Il pilastro di Gualtieri

Scott Marcus, ricercatore del think tank Bruegel, dice: «L’azione dell’Ue sembra essere sospesa e probabilmente rimarrà in sospeso per un po’ per dare tempo alle discussioni con gli Stati Uniti». La proposta della Commissione Ue – una imposta al 3 per cento sul fatturato e non sugli utili – viene usata per fare pressioni politiche e ottenere un’intesa su come far pagare gli utili dove si producono, ma in pochi la rivendicano politicamente.

Ieri il ministro delle finanze italiano Roberto Gualtieri in conferenza stampa a fianco del collega Bruno Le Maire l’ha definita una dei due pilastri comuni: «Abbiamo discusso della tassazione della digital tax su cui siamo impegnati in una battaglia comune per raggiungere un accordo a livello globale che rilanceremo. Siamo convinti che la Ue debba essere protagonista per raggiungere un accordo a inizio 2021». L’Italia potrebbe giocare un ruolo alla presidenza del G20, ma nel caso in cui l’intesa non fosse raggiunta, l’Unione europea potrebbe andare avanti per la sua strada. La Francia, il paese da cui Salvini ha copiato la sua campagna anti Amazon e con cui Gualtieri ha detto di condividere quasi tutto, ha già deciso di farlo anche solo come mossa politica. E sta iniziando a riscuotere milioni.

La digital tax era inclusa anche tra le imposte destinate a finanziare il Recovery plan, ma quella parte del piano di ripresa europeo, l’unica che necessitava dell’unanimità, è stata bloccata dal veto della Polonia e di quell’Ungheria verso cui il leader della Lega ha sempre espresso solidarietà e ammirazione.
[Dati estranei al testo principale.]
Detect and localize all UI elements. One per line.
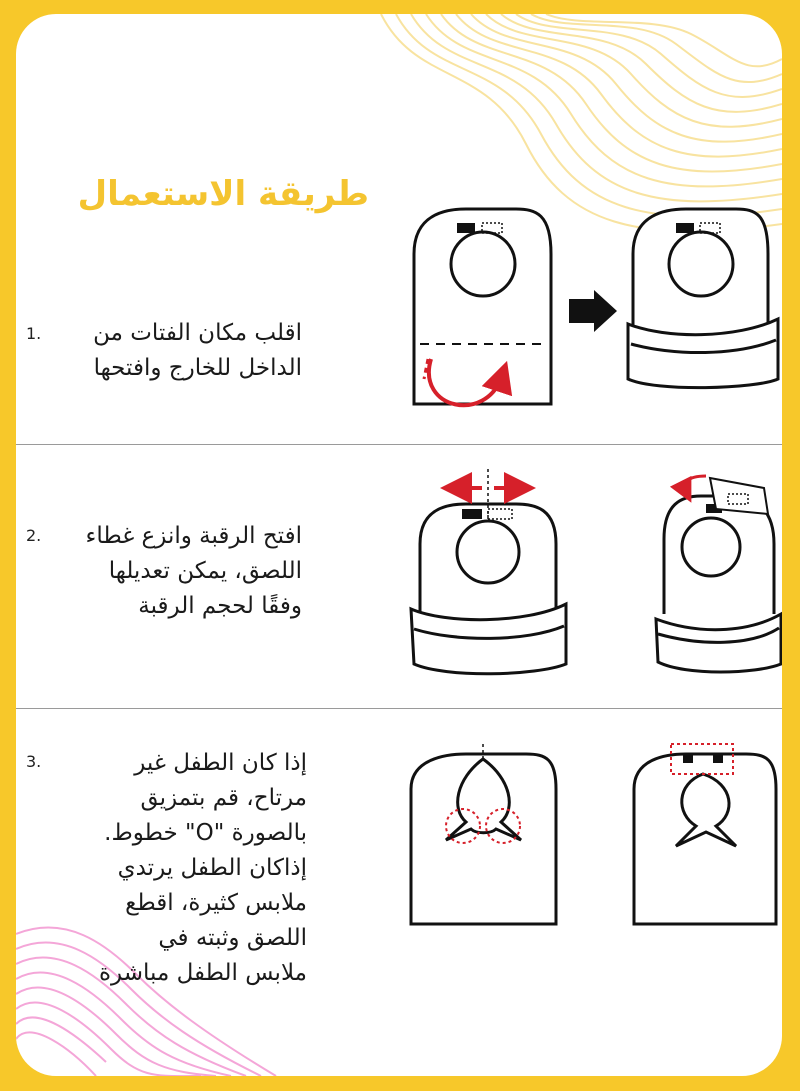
- bib-open-illustration: [628, 209, 778, 388]
- step-1-line: اقلب مكان الفتات من: [93, 320, 302, 346]
- step-1-number: 1.: [26, 324, 42, 343]
- step-1-line: الداخل للخارج وافتحها: [93, 355, 302, 381]
- next-arrow-icon: [569, 290, 617, 332]
- step-2-line: افتح الرقبة وانزع غطاء: [85, 523, 302, 549]
- bib-neck-adjust-illustration: [411, 469, 566, 674]
- step-2-line: اللصق، يمكن تعديلها: [108, 558, 302, 584]
- step-3-line: مرتاح، قم بتمزيق: [140, 785, 307, 811]
- step-3-line: اللصق وثبته في: [158, 925, 307, 951]
- page-title: طريقة الاستعمال: [77, 174, 369, 214]
- instruction-card: [16, 14, 782, 1076]
- step-2-number: 2.: [26, 526, 42, 545]
- step-3-line: بالصورة "O" خطوط.: [104, 820, 307, 846]
- bib-tear-lines-illustration: [411, 744, 556, 924]
- bib-closed-illustration: [414, 209, 551, 405]
- step-2-line: وفقًا لحجم الرقبة: [138, 593, 302, 619]
- step-3-line: ملابس الطفل مباشرة: [99, 960, 307, 986]
- bib-peel-cover-illustration: [656, 476, 781, 672]
- step-3-line: ملابس كثيرة، اقطع: [125, 890, 307, 916]
- illustrations: [16, 14, 782, 1076]
- step-3-number: 3.: [26, 752, 42, 771]
- step-3-line: إذا كان الطفل غير: [134, 750, 307, 776]
- bib-attach-clothes-illustration: [634, 744, 776, 924]
- step-3-line: إذاكان الطفل يرتدي: [117, 855, 307, 881]
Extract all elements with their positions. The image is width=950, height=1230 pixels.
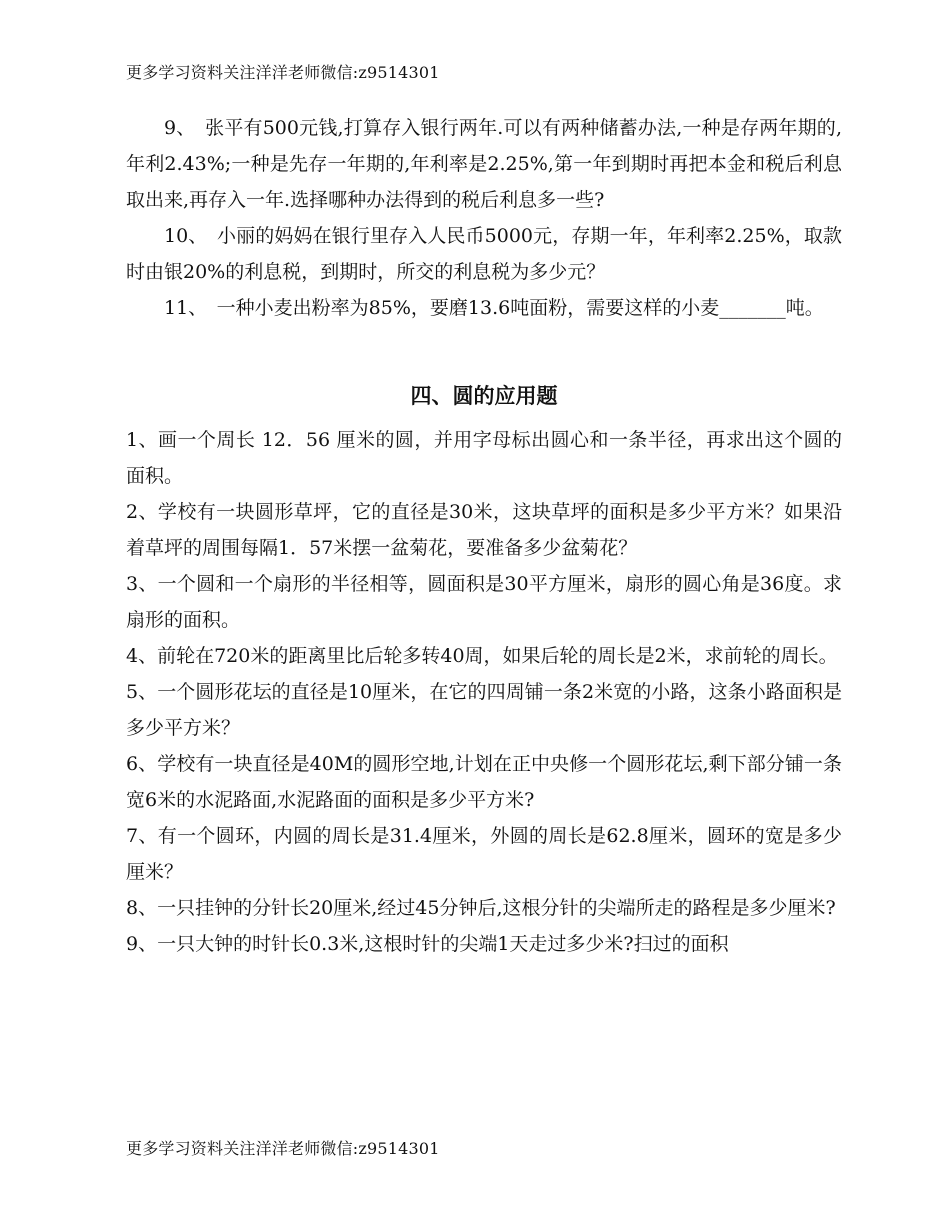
circle-question-list bbox=[126, 422, 842, 962]
circle-question-2: 2、学校有一块圆形草坪，它的直径是30米，这块草坪的面积是多少平方米？如果沿着草坪的周围每隔1．57米摆一盆菊花，要准备多少盆菊花？ bbox=[126, 501, 842, 559]
page-footer: 更多学习资料关注洋洋老师微信:z9514301 bbox=[126, 1139, 440, 1158]
circle-question-6: 6、学校有一块直径是40M的圆形空地,计划在正中央修一个圆形花坛,剩下部分铺一条宽6米的水泥路面,水泥路面的面积是多少平方米? bbox=[126, 753, 842, 811]
question-10-interest-tax: 10、 小丽的妈妈在银行里存入人民币5000元，存期一年，年利率2.25%，取款时由银20%的利息税，到期时，所交的利息税为多少元？ bbox=[126, 225, 842, 283]
document-body bbox=[126, 110, 842, 962]
page-header: 更多学习资料关注洋洋老师微信:z9514301 bbox=[126, 63, 440, 82]
circle-question-4: 4、前轮在720米的距离里比后轮多转40周，如果后轮的周长是2米，求前轮的周长。 bbox=[126, 645, 838, 667]
circle-question-7: 7、有一个圆环，内圆的周长是31.4厘米，外圆的周长是62.8厘米，圆环的宽是多少厘米？ bbox=[126, 825, 842, 883]
circle-question-3: 3、一个圆和一个扇形的半径相等，圆面积是30平方厘米，扇形的圆心角是36度。求扇形的面积。 bbox=[126, 573, 842, 631]
question-11-flour-rate: 11、 一种小麦出粉率为85%，要磨13.6吨面粉，需要这样的小麦_______吨。 bbox=[164, 297, 824, 319]
circle-question-9: 9、一只大钟的时针长0.3米,这根时针的尖端1天走过多少米?扫过的面积 bbox=[126, 933, 729, 955]
question-9-savings: 9、 张平有500元钱,打算存入银行两年.可以有两种储蓄办法,一种是存两年期的,年利2.43%;一种是先存一年期的,年利率是2.25%,第一年到期时再把本金和税后利息取出来,再存入一年.选择哪种办法得到的税后利息多一些? bbox=[126, 117, 842, 211]
circle-question-1: 1、画一个周长 12．56 厘米的圆，并用字母标出圆心和一条半径，再求出这个圆的面积。 bbox=[126, 429, 842, 487]
section-title-circle-problems: 四、圆的应用题 bbox=[410, 383, 558, 408]
circle-question-5: 5、一个圆形花坛的直径是10厘米，在它的四周铺一条2米宽的小路，这条小路面积是多少平方米？ bbox=[126, 681, 842, 739]
circle-question-8: 8、一只挂钟的分针长20厘米,经过45分钟后,这根分针的尖端所走的路程是多少厘米? bbox=[126, 897, 836, 919]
L’Italia intanto colleziona proposte mai messe in atto – dalla legge di bilancio 2018 – e si limita a introdurre sugar e plastic tax.

Ma i conflitti che accompagnano l’ascesa dei giganti del digitale sono sempre più evidenti. Nei primi sei mesi del 2020 Amazon ha fatturato il 33,5 per cento in più rispetto all’anno passato superando 146 miliardi di euro. La questione digitale è esplosa al punto che il 24 novembre la giunta della regione Piemonte presieduta dal forzista Alberto Cirio ha approvato una proposta di legge che prevede un’aliquota del 15 per cento sui ricavi delle piattaforme, alzata al 30 per cento per il Covid, oltre che rimborsi all’80 per cento per i negozi colpiti.

«Non è una questione punitiva, ma di giustizia, di equità», dice Cirio che ha scritto alla conferenza delle regioni perché la proposta sia condivisa per diventare nazionale. «L’opinione pubblica si è rivoltata contro queste aziende», diceva il 10 novembre a Bloomberg Gigi Sohn, membro della commissione per le comunicazioni di Obama. In Italia sembra che se ne sia accorto primo il centrodestra.